Areas that need to be addressed in a crisis plan include identifying the audience that would need to be contacted before the news breaks (employees, shareholders, customers and political officials), designating a spokesperson, and assembling a team to craft your message to the media and corporate stakeholders. One of the most important aspects of a crisis plan is ensuring that employees are properly trained in how to react, who to speak to, and what to say.

“A client of ours was in the midst of a crisis relating to allegations of fraud. We heard that 60 Minutes was interested in the story so we had everybody all teed up for who would handle what. As funny as it sounds, one of the most important people in a company is the one who answers the phone,” Caponigro says. “Fortunately, that client had a crisis plan in place and everyone in the company knew what to do, including the receptionist. Mike Wallace himself called about the situation. When the receptionist tried to follow procedures and forward him to the designated company spokesperson, he pressed her for information. He wanted to talk to her, to someone he assumed wasn’t briefed on what to say. But she stuck to the key points we had given her and got off the phone. The story never ran.”

Cultivate Goodwill

Caponigro is an advocate of “insulating your business,” a concept he asserts is the single most important factor in whether a business can survive a crisis.

“A business needs sufficient amounts of goodwill stored up to act as insulation when it requires strong support from those who are important to its success—employees, customers, investors, suppliers, community leaders, the news media and others,” he explains. “Goodwill is the business’ reputation of being credible, trustworthy, honest, caring, forthright, accessible, cost effective, efficient and successful. These traits don’t mean that a business is infallible. But they do mean that the business will receive every benefit of the doubt in the first stages of a crisis.”

The bottom line? “Be communicative. Listen to people. Be involved in the community. Treat people well,” Caponigro advises. “Sometimes businesses think all of that is discretionary. But it’s not, if for no other reason than all of that will help you if and when you have a crisis.”

Advice from crisis counselor Jeffrey Caponigro.

Make decisions in a timely manner. You can’t be afraid to make decisions in a crisis. Failure to do so leads to frustrations, misinformation and lack of support.

Return phone calls from the news media. Often, businesses are more than willing to talk to reporters during good times but refuse to cooperate when a problem occurs and the coverage could be negative. Failing to return phone calls and to treat editors and reporters with courtesy are common mistakes that will only fan the flames.

Prepare information materials in advance. There are a number of items that you will need if a crisis were to occur, including fact sheets describing the business and its history, products and services; biographies and photographs of your top people; and video footage showing your operation in action. Don’t be left scrambling to pull everything together when you are in crisis mode. Have materials prepared and ready to distribute.

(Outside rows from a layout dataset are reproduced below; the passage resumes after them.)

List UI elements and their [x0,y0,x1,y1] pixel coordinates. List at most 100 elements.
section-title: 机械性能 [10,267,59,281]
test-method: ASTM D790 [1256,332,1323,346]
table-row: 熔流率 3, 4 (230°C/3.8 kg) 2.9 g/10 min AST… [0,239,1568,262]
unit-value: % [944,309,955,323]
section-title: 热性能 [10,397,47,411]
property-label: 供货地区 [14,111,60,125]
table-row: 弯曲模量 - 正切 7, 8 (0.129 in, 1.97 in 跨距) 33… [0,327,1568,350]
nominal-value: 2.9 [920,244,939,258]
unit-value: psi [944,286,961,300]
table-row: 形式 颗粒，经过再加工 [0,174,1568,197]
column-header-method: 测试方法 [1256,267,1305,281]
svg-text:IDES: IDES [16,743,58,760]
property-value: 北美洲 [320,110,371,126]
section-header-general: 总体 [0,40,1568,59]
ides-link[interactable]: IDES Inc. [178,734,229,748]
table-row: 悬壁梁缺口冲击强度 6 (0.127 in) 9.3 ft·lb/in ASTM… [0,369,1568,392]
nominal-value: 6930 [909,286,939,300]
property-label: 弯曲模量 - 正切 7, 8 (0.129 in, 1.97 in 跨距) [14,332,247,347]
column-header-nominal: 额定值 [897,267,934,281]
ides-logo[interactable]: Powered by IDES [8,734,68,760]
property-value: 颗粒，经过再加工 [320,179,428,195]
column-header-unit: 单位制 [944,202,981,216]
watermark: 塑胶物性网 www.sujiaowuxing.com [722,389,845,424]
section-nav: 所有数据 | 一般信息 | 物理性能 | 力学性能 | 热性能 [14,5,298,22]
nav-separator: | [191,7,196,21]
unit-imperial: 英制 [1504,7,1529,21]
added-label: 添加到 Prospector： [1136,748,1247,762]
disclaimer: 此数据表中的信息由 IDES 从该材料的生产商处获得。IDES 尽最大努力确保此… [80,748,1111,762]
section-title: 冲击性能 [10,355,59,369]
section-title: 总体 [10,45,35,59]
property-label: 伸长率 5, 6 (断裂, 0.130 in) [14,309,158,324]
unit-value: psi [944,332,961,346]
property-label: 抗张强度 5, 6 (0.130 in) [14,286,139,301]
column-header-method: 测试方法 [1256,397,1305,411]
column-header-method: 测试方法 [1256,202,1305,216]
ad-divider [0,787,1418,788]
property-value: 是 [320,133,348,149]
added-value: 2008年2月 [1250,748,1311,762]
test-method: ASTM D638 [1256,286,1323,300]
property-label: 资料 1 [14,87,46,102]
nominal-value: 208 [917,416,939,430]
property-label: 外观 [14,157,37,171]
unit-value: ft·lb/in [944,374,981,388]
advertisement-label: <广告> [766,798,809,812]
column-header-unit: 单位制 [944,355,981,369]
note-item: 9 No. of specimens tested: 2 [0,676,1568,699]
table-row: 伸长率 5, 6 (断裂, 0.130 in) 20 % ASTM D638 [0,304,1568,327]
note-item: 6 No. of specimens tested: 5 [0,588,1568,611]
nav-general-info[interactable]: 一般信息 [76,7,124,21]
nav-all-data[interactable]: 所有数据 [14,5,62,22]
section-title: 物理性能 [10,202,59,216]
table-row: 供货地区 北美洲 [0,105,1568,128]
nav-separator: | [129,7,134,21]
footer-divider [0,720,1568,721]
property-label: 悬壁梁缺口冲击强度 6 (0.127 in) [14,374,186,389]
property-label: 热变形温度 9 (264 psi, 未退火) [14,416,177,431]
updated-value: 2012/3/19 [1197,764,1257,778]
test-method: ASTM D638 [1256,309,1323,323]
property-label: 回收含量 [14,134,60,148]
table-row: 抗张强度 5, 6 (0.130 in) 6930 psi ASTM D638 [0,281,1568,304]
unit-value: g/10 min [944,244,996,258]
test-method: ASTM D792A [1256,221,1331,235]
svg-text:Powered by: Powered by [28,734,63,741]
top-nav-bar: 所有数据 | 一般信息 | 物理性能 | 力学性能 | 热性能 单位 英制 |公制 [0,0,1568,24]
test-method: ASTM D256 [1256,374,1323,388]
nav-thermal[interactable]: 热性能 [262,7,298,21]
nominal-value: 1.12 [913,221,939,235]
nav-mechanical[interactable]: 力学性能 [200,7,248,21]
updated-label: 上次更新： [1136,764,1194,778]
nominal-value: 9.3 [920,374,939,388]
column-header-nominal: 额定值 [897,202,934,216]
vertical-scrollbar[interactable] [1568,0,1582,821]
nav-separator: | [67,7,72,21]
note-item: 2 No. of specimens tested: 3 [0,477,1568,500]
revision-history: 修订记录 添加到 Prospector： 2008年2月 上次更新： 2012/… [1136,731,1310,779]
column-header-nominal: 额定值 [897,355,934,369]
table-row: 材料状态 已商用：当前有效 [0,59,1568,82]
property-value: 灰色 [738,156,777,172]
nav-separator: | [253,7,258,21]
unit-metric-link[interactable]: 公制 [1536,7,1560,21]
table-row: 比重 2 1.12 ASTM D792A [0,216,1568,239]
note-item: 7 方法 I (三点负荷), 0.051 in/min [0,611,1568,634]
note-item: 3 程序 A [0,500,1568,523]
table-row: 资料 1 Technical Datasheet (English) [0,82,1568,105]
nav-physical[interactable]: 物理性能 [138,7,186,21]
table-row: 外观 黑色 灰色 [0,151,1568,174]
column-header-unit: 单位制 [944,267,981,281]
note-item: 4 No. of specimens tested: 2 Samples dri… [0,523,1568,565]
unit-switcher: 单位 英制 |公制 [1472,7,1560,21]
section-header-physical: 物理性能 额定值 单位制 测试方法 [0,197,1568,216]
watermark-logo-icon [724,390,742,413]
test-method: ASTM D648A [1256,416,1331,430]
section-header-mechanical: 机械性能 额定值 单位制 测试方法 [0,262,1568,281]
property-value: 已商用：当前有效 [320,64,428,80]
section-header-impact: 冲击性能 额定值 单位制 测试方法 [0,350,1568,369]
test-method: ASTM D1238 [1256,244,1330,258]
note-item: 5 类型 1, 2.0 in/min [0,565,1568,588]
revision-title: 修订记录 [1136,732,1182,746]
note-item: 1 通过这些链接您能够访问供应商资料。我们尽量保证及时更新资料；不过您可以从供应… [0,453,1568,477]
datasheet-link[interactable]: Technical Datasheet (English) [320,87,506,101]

Listen to the right people. Everyone has an opinion on how to solve a crisis. Your spouse will tell you one thing, your business partners another. Legal counsel might instruct you not to talk to anyone—even if news media, customers, or community leaders want information. Your public relations counsel might instruct you to proactively inform your key publics about the situation. To whom should you listen? The decision is different for every situation and should be based on experience, professional instincts and information gathered about the situation at hand.

Don’t be misleading or dishonest. If one cardinal rule exists for managing a crisis, it is that you should never intentionally lie or mislead someone whose support is important to the success of your business. An organization’s credibility, once shattered, is very difficult to regain.